Par Desmet Galerie
La statue représente une figure féminine élégamment posée, inspirée de l’iconographie de Flora, déesse des fleurs et du printemps. La figure se tient dans un léger contrapposto, le poids reposant sur la jambe gauche tandis que la jambe droite s’avance, conférant à la composition une subtile impression de mouvement. Le traitement du drapé se distingue par une grande finesse : de minces plis fluides se déploient sur le corps, révélant les formes sous-jacentes selon un effet classique de « draperie mouillée ». Un nœud soigneusement modelé resserre l’étoffe à la taille, témoignant de la précision technique du sculpteur.
La tête est légèrement tournée de côté et présente une expression sereine et idéalisée, caractéristique du classicisme de la fin du XVIIIe siècle. La chevelure, disposée en ondulations souples et rythmiques, encadre le visage. Dans la main droite, la figure tient une couronne de fleurs, attribut traditionnellement associé à ...
... Flora, tandis que la main gauche soulève un pan du vêtement, geste qui renforce l’élégance de l’attitude.
Un tronc d’arbre servant d’appui, typique de la statuaire en marbre, stabilise la composition tout en s’intégrant discrètement au dessin général. Le traitement de surface alterne entre des zones de chair doucement polies et un rendu plus mat du drapé, accentuant le contraste entre peau et textile.
Au cours de la seconde moitié du XVIIIe siècle, Rome, Florence et Naples devinrent des centres majeurs de production de sculptures en marbre destinées aux voyageurs du Grand Tour — riches amateurs européens, notamment britanniques, français et originaires d’Europe du Nord, désireux d’acquérir des œuvres d’inspiration antique ou des interprétations modernes fondées sur des prototypes classiques.

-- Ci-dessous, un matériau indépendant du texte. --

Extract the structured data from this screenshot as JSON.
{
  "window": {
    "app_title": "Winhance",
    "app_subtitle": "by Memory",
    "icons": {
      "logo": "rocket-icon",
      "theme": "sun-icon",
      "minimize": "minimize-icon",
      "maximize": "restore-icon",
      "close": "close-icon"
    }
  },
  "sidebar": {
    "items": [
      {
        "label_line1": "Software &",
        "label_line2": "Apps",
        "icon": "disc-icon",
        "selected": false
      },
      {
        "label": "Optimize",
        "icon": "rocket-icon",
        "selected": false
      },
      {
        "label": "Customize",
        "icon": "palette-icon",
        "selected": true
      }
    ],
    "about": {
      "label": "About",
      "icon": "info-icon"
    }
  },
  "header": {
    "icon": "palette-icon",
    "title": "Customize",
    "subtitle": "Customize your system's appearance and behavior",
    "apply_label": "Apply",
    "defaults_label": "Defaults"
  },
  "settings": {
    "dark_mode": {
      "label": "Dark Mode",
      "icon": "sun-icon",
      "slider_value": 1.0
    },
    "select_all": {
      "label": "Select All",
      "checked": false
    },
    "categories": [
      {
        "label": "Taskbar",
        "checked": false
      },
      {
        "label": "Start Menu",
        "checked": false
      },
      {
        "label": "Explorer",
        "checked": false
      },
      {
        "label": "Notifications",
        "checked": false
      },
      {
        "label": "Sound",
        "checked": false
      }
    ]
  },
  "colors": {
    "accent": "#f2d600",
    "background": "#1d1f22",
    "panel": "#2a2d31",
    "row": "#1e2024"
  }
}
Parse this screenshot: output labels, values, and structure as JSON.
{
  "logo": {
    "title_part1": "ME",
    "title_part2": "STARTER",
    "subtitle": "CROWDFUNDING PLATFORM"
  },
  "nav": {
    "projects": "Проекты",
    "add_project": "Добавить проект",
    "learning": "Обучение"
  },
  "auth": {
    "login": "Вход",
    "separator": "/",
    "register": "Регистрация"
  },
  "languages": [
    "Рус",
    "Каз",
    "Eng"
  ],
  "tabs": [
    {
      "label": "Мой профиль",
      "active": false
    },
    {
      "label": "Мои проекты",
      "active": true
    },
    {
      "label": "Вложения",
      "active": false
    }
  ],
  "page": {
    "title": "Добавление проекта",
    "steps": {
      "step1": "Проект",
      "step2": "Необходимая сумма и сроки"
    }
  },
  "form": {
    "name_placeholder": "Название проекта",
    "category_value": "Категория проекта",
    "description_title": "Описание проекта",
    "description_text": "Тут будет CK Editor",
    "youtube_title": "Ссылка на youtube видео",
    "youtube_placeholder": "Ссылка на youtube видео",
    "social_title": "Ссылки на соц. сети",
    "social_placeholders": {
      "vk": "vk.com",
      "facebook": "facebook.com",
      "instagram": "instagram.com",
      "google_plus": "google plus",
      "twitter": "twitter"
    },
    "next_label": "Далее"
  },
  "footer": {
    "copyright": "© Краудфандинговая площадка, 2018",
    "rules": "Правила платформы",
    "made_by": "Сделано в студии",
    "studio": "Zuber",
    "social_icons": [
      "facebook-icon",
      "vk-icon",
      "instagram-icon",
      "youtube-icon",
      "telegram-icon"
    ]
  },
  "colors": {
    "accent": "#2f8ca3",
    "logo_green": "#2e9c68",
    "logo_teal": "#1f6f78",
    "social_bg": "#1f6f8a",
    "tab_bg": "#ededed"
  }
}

Toutes les sculptures de cette période ne constituaient pas des copies strictes: nombre d’entre elles étaient des réinterprétations libres de statues antiques célèbres. Les ateliers italiens avaient accès aux antiquités conservées dans les grandes collections ainsi qu’à des modèles dessinés ou en plâtre, mais les sculpteurs adaptaient souvent poses, proportions, draperies et attributs afin de répondre au goût néoclassique contemporain. Ces œuvres étaient particulièrement recherchées par les collectionneurs, car elles associaient l’autorité de l’Antique à la sensibilité esthétique raffinée du temps.
Une sculpture de cette échelle — 115 cm — correspond parfaitement aux pièces destinées à des collections privées de haut niveau, à des studioli et à des galeries domestiques, où un thème antique interprété dans un langage classicisant moderne trouvait naturellement sa place.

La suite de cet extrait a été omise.